All of which makes me wonder who is promoting Pöttering’s candidacy on the Wikipedia website. But the truth is I’m not properly qualificated to judge.

June 23, 2008

An ingenious UK proposal

With the European Union’s Lisbon treaty in deep trouble, some of the finest minds in Brussels are at work devising solutions to problems of which the general European public is wholly unaware. For example, the size and composition of the European Commission.

If the Lisbon treaty doesn’t come into force next year, the next Commission will have to be selected according to rules set out in the EU’s 2003 treaty of Nice. These state that when the EU has grown to include 27 countries (which it now has), the number of commissioners should be “less than the number of member-states”.

But Nice does not say how EU governments are to achieve the reduction. In the light of Ireland’s No to Lisbon, this gives ample scope for political and bureaucratic deal-making over coming months.

Fear of losing their commissioner played a part in the Irish voters’ rejection of Lisbon, but few seemed to understand that Ireland would be worse off under Nice. Lisbon contained a provision stating that, if all member-states agreed, they could abandon the commitment to reducing the Commission’s size and keep one commissioner per member-state. Before the Irish vote, many in Brussels had quietly assumed this was exactly what would happen after Lisbon took effect. By contrast, Nice has no such provision.
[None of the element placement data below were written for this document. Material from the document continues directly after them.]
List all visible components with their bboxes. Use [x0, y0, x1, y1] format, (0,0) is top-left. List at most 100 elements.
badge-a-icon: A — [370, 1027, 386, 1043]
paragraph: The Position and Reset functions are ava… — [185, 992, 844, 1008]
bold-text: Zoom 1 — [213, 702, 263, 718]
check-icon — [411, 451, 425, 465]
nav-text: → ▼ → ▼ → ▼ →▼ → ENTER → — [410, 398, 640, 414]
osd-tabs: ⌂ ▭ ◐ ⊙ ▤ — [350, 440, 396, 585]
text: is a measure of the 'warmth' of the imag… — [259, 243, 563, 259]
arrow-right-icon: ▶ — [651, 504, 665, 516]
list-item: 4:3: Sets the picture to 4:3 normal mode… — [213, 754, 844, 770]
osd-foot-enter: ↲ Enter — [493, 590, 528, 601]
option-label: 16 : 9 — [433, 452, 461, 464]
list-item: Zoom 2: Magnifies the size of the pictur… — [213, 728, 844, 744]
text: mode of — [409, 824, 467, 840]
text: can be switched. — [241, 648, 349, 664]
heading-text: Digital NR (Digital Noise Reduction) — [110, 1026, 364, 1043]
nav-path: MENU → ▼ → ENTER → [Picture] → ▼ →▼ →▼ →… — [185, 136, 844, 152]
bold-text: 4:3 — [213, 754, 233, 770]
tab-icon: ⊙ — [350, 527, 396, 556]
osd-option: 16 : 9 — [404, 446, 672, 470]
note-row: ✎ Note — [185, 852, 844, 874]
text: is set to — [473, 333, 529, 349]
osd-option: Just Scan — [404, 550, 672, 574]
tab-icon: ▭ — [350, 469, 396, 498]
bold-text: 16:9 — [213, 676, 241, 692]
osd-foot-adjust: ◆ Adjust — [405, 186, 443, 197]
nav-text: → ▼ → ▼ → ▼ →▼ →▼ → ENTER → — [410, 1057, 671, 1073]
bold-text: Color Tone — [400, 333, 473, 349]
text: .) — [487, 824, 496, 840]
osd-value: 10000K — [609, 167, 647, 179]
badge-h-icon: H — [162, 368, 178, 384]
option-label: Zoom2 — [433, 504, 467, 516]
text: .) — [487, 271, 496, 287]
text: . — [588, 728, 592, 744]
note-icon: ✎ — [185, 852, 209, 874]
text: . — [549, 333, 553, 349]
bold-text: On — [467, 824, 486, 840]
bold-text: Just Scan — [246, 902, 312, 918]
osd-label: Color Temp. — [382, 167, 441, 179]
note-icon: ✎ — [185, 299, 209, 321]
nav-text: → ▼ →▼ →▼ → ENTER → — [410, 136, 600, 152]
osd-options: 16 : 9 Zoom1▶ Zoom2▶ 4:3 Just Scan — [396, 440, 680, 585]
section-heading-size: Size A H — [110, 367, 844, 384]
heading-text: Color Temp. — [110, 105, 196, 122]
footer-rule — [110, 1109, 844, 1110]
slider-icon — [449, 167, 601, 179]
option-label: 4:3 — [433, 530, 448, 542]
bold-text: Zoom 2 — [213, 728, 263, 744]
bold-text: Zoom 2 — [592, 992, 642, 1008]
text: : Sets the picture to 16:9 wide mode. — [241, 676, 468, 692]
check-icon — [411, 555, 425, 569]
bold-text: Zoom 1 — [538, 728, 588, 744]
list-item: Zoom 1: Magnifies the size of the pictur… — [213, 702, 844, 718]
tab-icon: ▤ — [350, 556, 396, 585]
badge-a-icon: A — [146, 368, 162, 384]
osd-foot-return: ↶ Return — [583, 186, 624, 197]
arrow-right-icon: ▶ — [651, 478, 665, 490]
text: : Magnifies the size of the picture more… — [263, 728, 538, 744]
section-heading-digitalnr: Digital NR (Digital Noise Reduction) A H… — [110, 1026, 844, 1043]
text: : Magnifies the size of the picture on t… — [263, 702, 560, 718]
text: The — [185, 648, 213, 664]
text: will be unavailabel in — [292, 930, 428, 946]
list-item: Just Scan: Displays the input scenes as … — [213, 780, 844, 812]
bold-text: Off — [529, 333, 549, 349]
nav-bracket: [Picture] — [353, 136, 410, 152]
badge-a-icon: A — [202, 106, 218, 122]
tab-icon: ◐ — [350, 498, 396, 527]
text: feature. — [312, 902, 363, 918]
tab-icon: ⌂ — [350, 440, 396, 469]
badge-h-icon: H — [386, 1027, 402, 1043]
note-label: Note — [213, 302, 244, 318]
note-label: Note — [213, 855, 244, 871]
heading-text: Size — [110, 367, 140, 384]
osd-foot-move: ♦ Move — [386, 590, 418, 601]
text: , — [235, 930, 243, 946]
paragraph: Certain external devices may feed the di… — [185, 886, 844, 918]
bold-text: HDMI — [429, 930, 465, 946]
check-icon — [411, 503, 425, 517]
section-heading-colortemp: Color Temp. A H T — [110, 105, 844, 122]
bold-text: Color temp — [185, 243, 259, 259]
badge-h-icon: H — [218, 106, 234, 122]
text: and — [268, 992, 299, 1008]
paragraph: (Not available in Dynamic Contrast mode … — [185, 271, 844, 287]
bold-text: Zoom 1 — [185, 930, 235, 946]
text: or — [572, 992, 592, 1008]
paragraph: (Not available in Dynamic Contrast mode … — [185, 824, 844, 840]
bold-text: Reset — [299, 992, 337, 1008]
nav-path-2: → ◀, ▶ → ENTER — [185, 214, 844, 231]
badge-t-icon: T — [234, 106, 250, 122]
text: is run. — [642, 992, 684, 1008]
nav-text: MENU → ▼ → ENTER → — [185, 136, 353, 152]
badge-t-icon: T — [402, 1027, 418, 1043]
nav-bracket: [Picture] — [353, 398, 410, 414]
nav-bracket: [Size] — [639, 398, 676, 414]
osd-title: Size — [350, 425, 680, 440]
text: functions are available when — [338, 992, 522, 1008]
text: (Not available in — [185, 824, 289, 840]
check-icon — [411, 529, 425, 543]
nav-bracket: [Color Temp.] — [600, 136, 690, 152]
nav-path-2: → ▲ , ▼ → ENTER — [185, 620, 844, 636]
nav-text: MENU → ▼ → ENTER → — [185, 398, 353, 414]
So if the Nice treaty remains in force next year, what can be done? One member-state has already proposed an answer. Cut the Commission in size, as Nice stipulates, but only from 27 to 26 members. Let the country which loses its commissioner take the job of High Representative for foreign policy (at present, Javier Solana of Spain). Let him or her attend Commission meetings. Hey presto! Everyone’s still in the room.

You have to admit, it’s an ingenious proposal. In fact, it’s so ingenious that it almost makes you ask, “Why bother with Lisbon, after all?” Which, of course, cannot possibly have been the question at the back of the mind of the country which floated the proposal … the UK!